Abstract

β-lactam antibiotics (i.e. penicillin) are crucial to the field of medicine. Yet due to the reliance and over-prescription of these antibiotics, bacteria become resistant to many drugs that were once extremely efficient. Many resistant bacteria express an enzyme, known as a β-lactamase, which hydrolyzes the amide bond of the defining four membered β-lactam ring, rendering the drug inactive. The carbapenem-hydrolyzing class D β-lactamases (CHDLs), are a particularly worrisome subtype of the class D enzymes. OXA-24 is a clinically relevant member of the CHDLs and, therefore, is a key target to inhibit. Atomic structures of OXA-24 in complexes with β-lactam ligands would inform inhibitor design efforts. Currently OXA-24 is crystallized using high concentrations of ammonium sulfate (2.0 M), resulting in the presence of a sulfate ion in the active site of the enzyme, preventing certain ligands from binding.
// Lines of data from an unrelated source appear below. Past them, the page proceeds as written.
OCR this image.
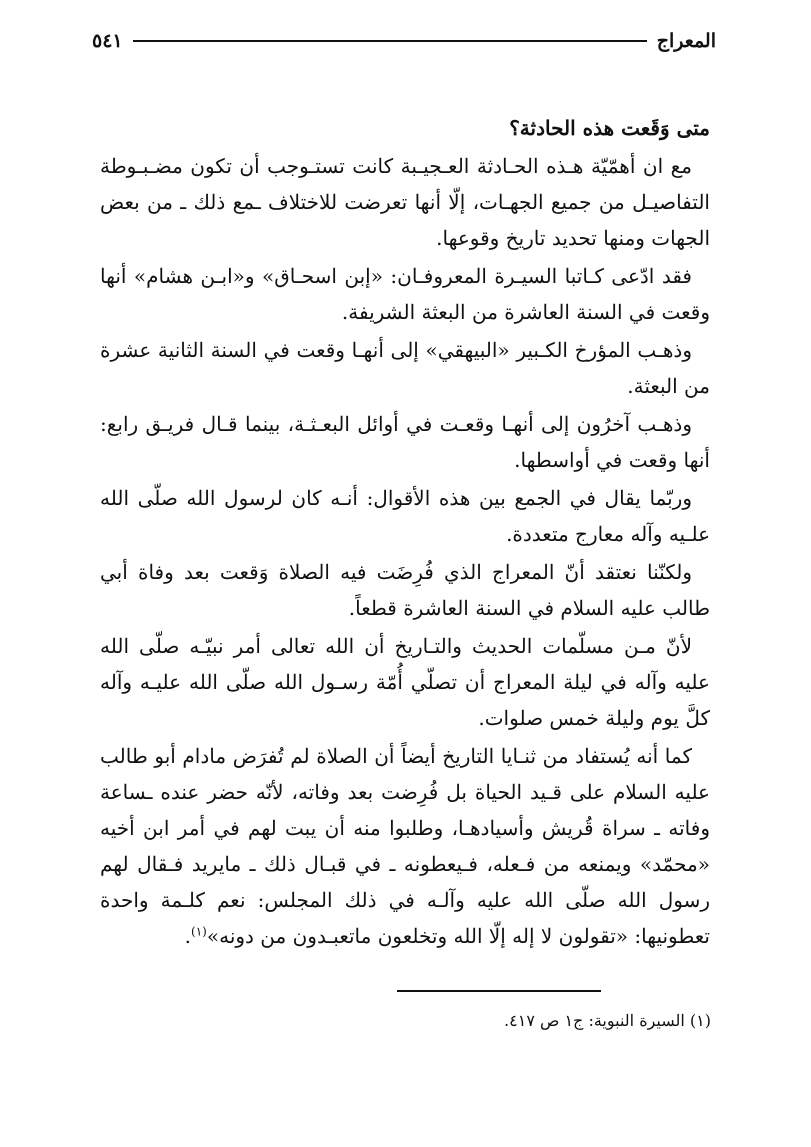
المعراج
٥٤١
متى وَقَعت هذه الحادثة؟

مع ان أهمّيّة هـذه الحـادثة العـجيـبة كانت تستـوجب أن تكون مضـبـوطة التفاصيـل من جميع الجهـات، إلّا أنها تعرضت للاختلاف ـمع ذلك ـ من بعض الجهات ومنها تحديد تاريخ وقوعها.

فقد ادّعى كـاتبا السيـرة المعروفـان: «إبن اسحـاق» و«ابـن هشام» أنها وقعت في السنة العاشرة من البعثة الشريفة.

وذهـب المؤرخ الكـبير «البيهقي» إلى أنهـا وقعت في السنة الثانية عشرة من البعثة.

وذهـب آخرُون إلى أنهـا وقعـت في أوائل البعـثـة، بينما قـال فريـق رابع: أنها وقعت في أواسطها.

وربّما يقال في الجمع بين هذه الأقوال: أنـه كان لرسول الله صلّى الله علـيه وآله معارج متعددة.

ولكنّنا نعتقد أنّ المعراج الذي فُرِضَت فيه الصلاة وَقعت بعد وفاة أبي طالب عليه السلام في السنة العاشرة قطعاً.

لأنّ مـن مسلّمات الحديث والتـاريخ أن الله تعالى أمر نبيّـه صلّى الله عليه وآله في ليلة المعراج أن تصلّي أُمّة رسـول الله صلّى الله عليـه وآله كلَّ يوم وليلة خمس صلوات.

كما أنه يُستفاد من ثنـايا التاريخ أيضاً أن الصلاة لم تُفرَض مادام أبو طالب عليه السلام على قـيد الحياة بل فُرِضت بعد وفاته، لأنّه حضر عنده ـساعة وفاته ـ سراة قُريش وأسيادهـا، وطلبوا منه أن يبت لهم في أمر ابن أخيه «محمّد» ويمنعه من فـعله، فـيعطونه ـ في قبـال ذلك ـ مايريد فـقال لهم رسول الله صلّى الله عليه وآلـه في ذلك المجلس: نعم كلـمة واحدة تعطونيها: «تقولون لا إله إلّا الله وتخلعون ماتعبـدون من دونه»$^{(١)}$.

(١) السيرة النبوية: ج١ ص ٤١٧.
In order to discover an inhibitor for OXA-24, a complex without the ammonium sulfate in the active site must be found. In this experiment, we show that the lowest concentration that still allows for crystallization of OXA-24 is 1.4 M ammonium sulfate. We also discovered a novel crystallization condition for OXA-24 with a significantly lower concentration of sulfate (0.2 M lithium sulfate). Optimizing this new condition may aid in future crystallization efforts and eventual inhibitor discovery.